The big draw of cryptocurrencies is that they're decentralised, and use different technology to traditional money.
Let’s start with the tech and break down into two parts - crypto and P2P.
The crypto part of cryptocurrency is the encryption of all the processes that take place within the crypto universe. This means they’re secured end-to-end, and transfers can be trusted and traced back through their network. No chance you’ll spend money twice or have it go missing (unless you lose or forget the key to decrypt it).
While this technology can make sure that transfers within a cryptocurrency are secure, it can’t protect the value of cryptocurrency. A cryptocurrency’s value is almost always determined by the supply and demand of the cryptocurrency in the market - this is why prices can be so volatile and go down, as well as up, much faster and with bigger swings than a fiat currency.

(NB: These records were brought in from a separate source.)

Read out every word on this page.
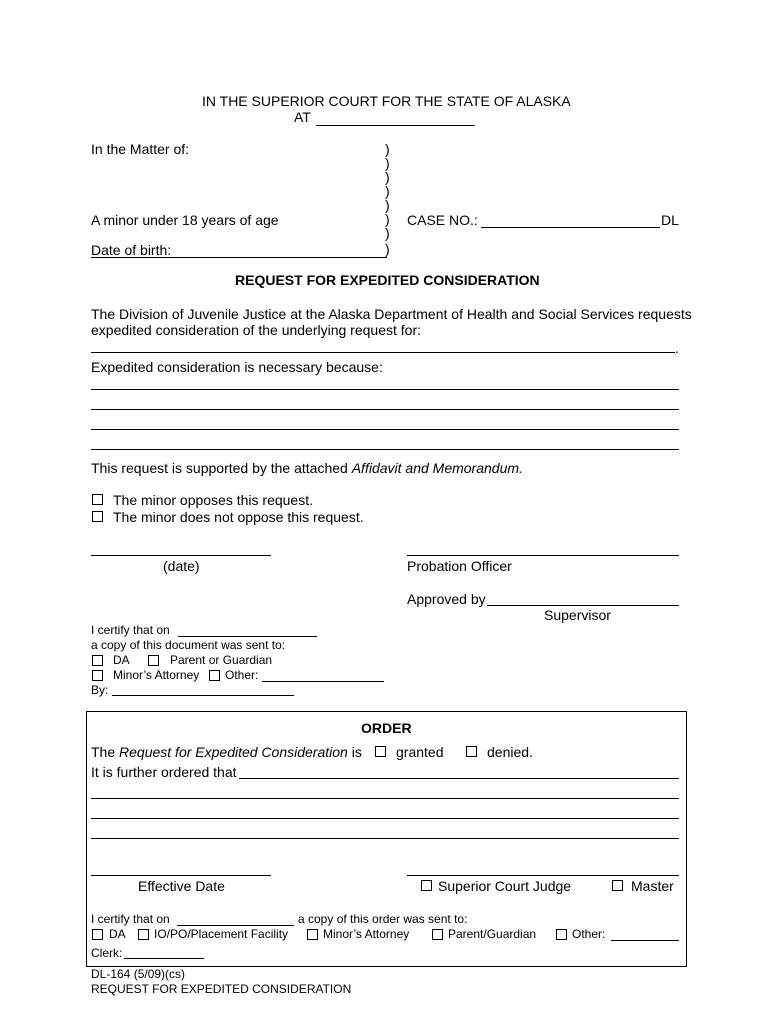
IN THE SUPERIOR COURT FOR THE STATE OF ALASKA
AT
In the Matter of:	)
)
)
)
)
)
)
)
A minor under 18 years of age
Date of birth:
CASE NO.:	DL
REQUEST FOR EXPEDITED CONSIDERATION
The Division of Juvenile Justice at the Alaska Department of Health and Social Services requests
expedited consideration of the underlying request for:
.
Expedited consideration is necessary because:
This request is supported by the attached Affidavit and Memorandum.
The minor opposes this request.
The minor does not oppose this request.
(date)	Probation Officer
Approved by
Supervisor
I certify that on
a copy of this document was sent to:
DA	Parent or Guardian
Minor’s Attorney Other:
By:
ORDER
The Request for Expedited Consideration is granted	denied.
It is further ordered that
Effective Date	Superior Court Judge	Master
I certify that on	a copy of this order was sent to:
DA IO/PO/Placement Facility	Minor’s Attorney	Parent/Guardian	Other:
Clerk:
DL-164 (5/09)(cs)
REQUEST FOR EXPEDITED CONSIDERATION
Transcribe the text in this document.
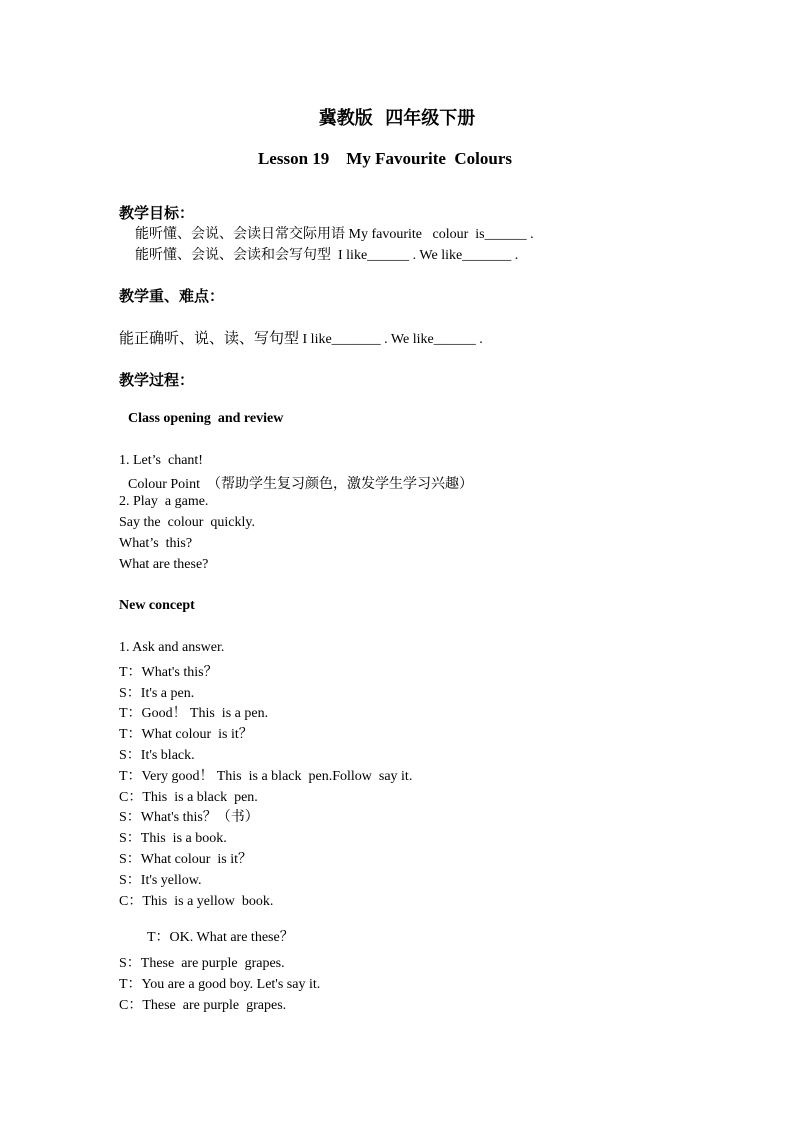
冀教版  四年级下册
Lesson 19    My Favourite  Colours
教学目标：
能听懂、会说、会读日常交际用语 My favourite   colour  is______ .
能听懂、会说、会读和会写句型  I like______ . We like_______ .
教学重、难点：
能正确听、说、读、写句型 I like_______ . We like______ .
教学过程：
Class opening  and review
1. Let’s  chant!
Colour Point  （帮助学生复习颜色，激发学生学习兴趣）
2. Play  a game.
Say the  colour  quickly.
What’s  this?
What are these?
New concept
1. Ask and answer.
T：What's this？
S：It's a pen.
T：Good！ This  is a pen.
T：What colour  is it？
S：It's black.
T：Very good！ This  is a black  pen.Follow  say it.
C：This  is a black  pen.
S：What's this？（书）
S：This  is a book.
S：What colour  is it？
S：It's yellow.
C：This  is a yellow  book.
T：OK. What are these？
S：These  are purple  grapes.
T：You are a good boy. Let's say it.
C：These  are purple  grapes.
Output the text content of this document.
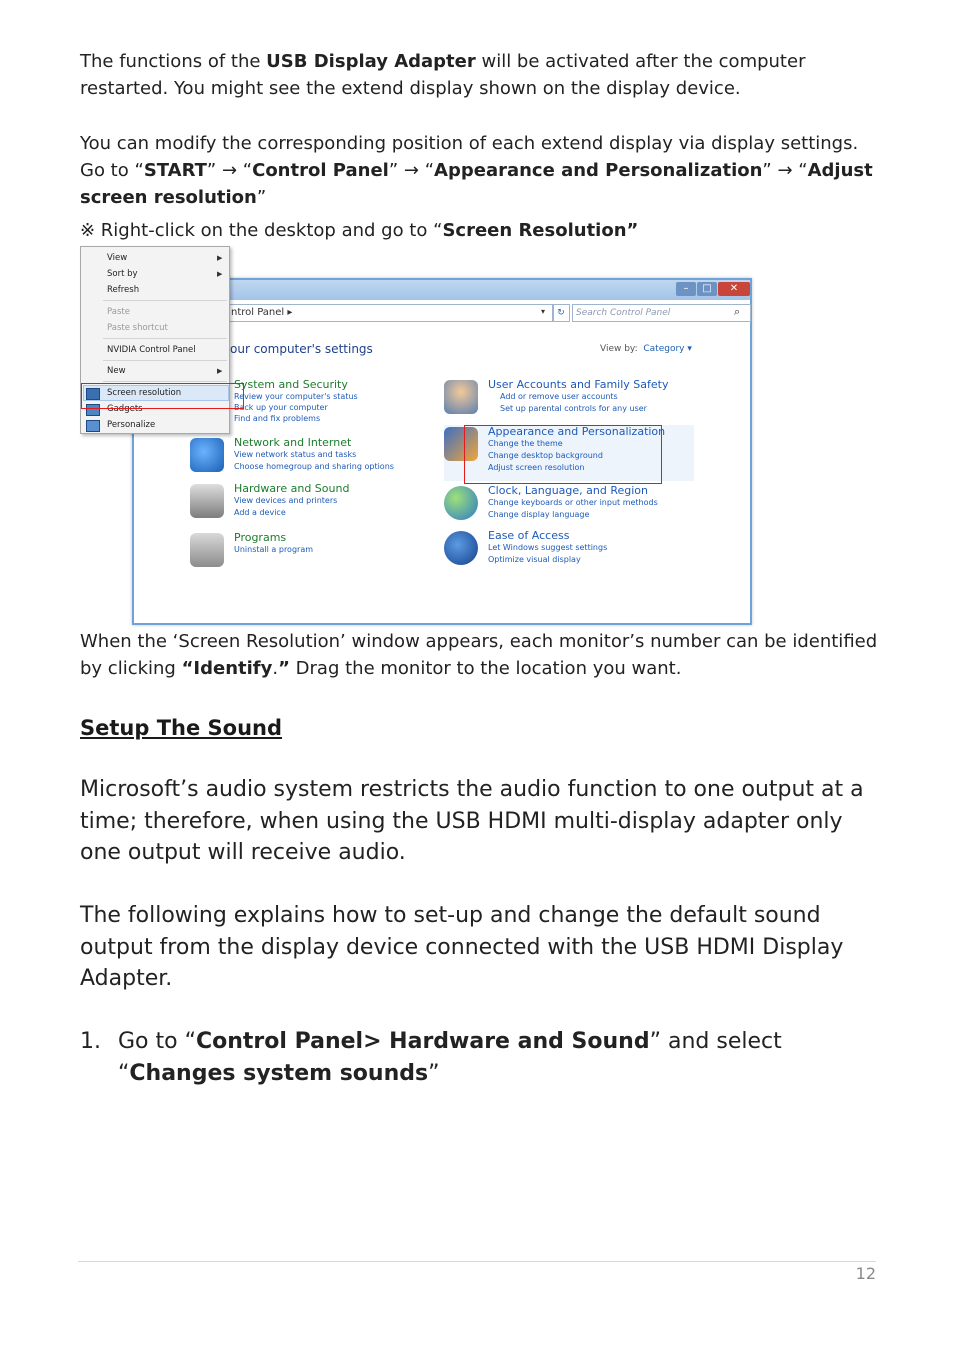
The functions of the USB Display Adapter will be activated after the computer restarted. You might see the extend display shown on the display device.
You can modify the corresponding position of each extend display via display settings. Go to “START” → “Control Panel” → “Appearance and Personalization” → “Adjust screen resolution”
※ Right-click on the desktop and go to “Screen Resolution”
–	□	✕
ntrol Panel ▸	▾	↻	Search Control Panel	⌕
our computer's settings	View by: Category ▾
System and Security
Review your computer's status
Back up your computer
Find and fix problems
Network and Internet
View network status and tasks
Choose homegroup and sharing options
Hardware and Sound
View devices and printers
Add a device
Programs
Uninstall a program
User Accounts and Family Safety
Add or remove user accounts
Set up parental controls for any user
Appearance and Personalization
Change the theme
Change desktop background
Adjust screen resolution
Clock, Language, and Region
Change keyboards or other input methods
Change display language
Ease of Access
Let Windows suggest settings
Optimize visual display
View	▶
Sort by	▶
Refresh
Paste
Paste shortcut
NVIDIA Control Panel
New	▶
Screen resolution
Gadgets
Personalize
When the ‘Screen Resolution’ window appears, each monitor’s number can be identified by clicking “Identify.” Drag the monitor to the location you want.
Setup The Sound
Microsoft’s audio system restricts the audio function to one output at a time; therefore, when using the USB HDMI multi-display adapter only one output will receive audio.
The following explains how to set-up and change the default sound output from the display device connected with the USB HDMI Display Adapter.
1. Go to “Control Panel> Hardware and Sound” and select “Changes system sounds”
12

P2P has been around since the dawn of the internet. At its most basic, this just means two people interacting directly with each other, without a third party facilitator. In crypto, transactions between wallets work on this principle.
This could benefit all of us around the world, because the way society works has evolved, but the way money works hasn't. In an ever more connected world, communication moves fast, but money moves pretty slowly, and it's often expensive. Cryptocurrencies have the potential to solve those problems, and create a more equitable money system for the whole world. Sounds pretty idealistic!
Cryptocurrencies could make any type of payment almost instantaneous, cheap, secure, and straightforward. That includes international transfers, which usually happen through a bulky process called SWIFT. (The name is a bit ironic, right?)
There are also more than 2 billion people on the planet who aren't able to set up or access bank accounts, for a variety of reasons. Cryptocurrencies could be one solution to help them get access to international financial technology.
Moreover, cryptocurrencies aren't controlled by any one person or collective, the way that fiat currencies are. Some people say that this means we could solve lots of the problems that arise from centralised currencies like hyperinflation and corruption - but the jury's still out on this one.
If this sounds as promising to you as it did to us, you can understand why we wanted to make crypto as accessible as possible to our customers. It doesn't have to be complex.
While we believe in crypto accessibility for all, we also know that it might not be appropriate for everyone. Please consider your personal circumstances when buying or selling crypto.